As the leader in commercialization among autonomous trucking startups, TuSimple is trying to make sure its driverless trucks are welcome in shipping yards and at customer facilities. It plans to launch a driverless Navistar International LT Class 8 truck for fleets in 2024. It has about 7,000 nonbinding reservations for the trucks.
“We partnered with TuSimple to provide the guidance and technical parameters required to prepare this new facility for the rapid adoption and expansion of autonomous trucking operations throughout the region and beyond,” Ross Perot Jr., Hillwood chairman, said in a press release.
‘Automate as much as we can’
In addition to a separate entrance for autonomous trucks, Lu said the facility would include an area large enough to allow robot-driven trucks to be led by sensors to stopping and starting pads for pre- and post-trip inspections.

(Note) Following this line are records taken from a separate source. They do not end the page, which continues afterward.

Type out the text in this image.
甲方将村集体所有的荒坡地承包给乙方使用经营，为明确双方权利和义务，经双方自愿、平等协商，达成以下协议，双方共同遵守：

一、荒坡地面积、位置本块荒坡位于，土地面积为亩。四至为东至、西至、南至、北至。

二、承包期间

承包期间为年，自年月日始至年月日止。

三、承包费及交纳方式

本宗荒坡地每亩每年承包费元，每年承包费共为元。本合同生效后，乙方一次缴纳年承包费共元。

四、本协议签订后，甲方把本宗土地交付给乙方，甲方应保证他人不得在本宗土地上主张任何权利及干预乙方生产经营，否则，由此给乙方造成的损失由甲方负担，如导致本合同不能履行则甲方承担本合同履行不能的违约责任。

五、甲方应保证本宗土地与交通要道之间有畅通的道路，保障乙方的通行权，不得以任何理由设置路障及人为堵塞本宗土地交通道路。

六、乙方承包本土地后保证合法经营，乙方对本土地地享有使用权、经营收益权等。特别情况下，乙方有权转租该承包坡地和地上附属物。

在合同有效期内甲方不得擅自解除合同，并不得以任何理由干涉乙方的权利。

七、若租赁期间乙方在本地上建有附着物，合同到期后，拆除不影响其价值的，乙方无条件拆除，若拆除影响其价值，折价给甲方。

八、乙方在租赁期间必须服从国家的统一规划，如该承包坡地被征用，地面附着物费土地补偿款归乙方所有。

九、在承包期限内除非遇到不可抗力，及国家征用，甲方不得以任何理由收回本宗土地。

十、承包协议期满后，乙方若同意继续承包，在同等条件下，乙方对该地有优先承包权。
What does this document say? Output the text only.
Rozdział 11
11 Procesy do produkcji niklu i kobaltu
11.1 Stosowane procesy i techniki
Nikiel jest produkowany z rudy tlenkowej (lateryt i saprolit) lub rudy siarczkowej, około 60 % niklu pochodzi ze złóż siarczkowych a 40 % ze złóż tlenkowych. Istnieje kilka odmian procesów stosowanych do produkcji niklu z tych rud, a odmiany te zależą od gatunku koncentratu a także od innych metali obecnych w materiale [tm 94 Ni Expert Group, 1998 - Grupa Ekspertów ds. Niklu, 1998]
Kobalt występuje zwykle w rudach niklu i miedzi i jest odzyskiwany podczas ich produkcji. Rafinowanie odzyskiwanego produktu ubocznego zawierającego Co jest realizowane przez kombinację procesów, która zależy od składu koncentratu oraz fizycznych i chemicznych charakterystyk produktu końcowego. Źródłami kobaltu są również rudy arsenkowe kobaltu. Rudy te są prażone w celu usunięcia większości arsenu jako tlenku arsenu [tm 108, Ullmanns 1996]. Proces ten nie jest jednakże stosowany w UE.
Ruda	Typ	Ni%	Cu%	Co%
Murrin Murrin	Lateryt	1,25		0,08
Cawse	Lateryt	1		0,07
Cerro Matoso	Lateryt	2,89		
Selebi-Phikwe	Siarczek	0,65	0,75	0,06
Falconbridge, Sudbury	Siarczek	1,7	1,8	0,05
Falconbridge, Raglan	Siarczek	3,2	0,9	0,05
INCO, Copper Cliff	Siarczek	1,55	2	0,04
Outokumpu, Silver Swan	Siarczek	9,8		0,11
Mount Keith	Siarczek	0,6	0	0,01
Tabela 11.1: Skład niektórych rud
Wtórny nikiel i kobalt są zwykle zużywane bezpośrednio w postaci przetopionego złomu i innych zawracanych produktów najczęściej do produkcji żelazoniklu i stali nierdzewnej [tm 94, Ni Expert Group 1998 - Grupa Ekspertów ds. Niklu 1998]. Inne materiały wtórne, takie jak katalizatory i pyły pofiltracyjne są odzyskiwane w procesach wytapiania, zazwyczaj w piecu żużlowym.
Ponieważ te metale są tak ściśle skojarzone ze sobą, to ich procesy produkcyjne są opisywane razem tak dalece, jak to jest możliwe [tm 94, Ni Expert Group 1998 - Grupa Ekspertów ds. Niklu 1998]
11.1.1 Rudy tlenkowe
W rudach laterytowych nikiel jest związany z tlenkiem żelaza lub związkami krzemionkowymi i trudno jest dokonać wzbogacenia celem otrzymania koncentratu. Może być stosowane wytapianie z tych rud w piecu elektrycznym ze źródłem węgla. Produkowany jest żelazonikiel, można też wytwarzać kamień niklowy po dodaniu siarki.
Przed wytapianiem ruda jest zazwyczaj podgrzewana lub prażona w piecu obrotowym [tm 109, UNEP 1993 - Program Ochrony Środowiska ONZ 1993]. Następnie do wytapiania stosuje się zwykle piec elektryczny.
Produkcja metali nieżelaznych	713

TuSimple’s Autonomous Freight Network, which runs from Tucson, Arizona, to Florida and North Carolina, will use Ryder System Inc. (NYSE: R) facilities for autonomous truck maintenance. Having properly equipped terminals includes making the shipping yard more efficient for automated drop-and-hook and other trailer shifting operations.
“Our goal is to automate as much as we can,” Lu said. “The point is enabling future skilled self-driving trucks. We’re just starting off, but that’s the vision.”
He compared the future of warehousing to a commercial building that installs an electric vehicle charger today. That property is more desirable than one without such infrastructure.
“People who develop warehouses today don’t think about how to make self-driving trucks work,” Lu said. “We’ve been so far ahead in terms of development and so focused on bringing to market a commercially viable solution, [and] part of that is the infrastructure.
“Our hope is that this becomes a standard, that Hillwood develops properties that have this layout and customers that rent these facilities find it attractive because they know they want to have a facility that makes it easier to start-and-stop autonomous operations.”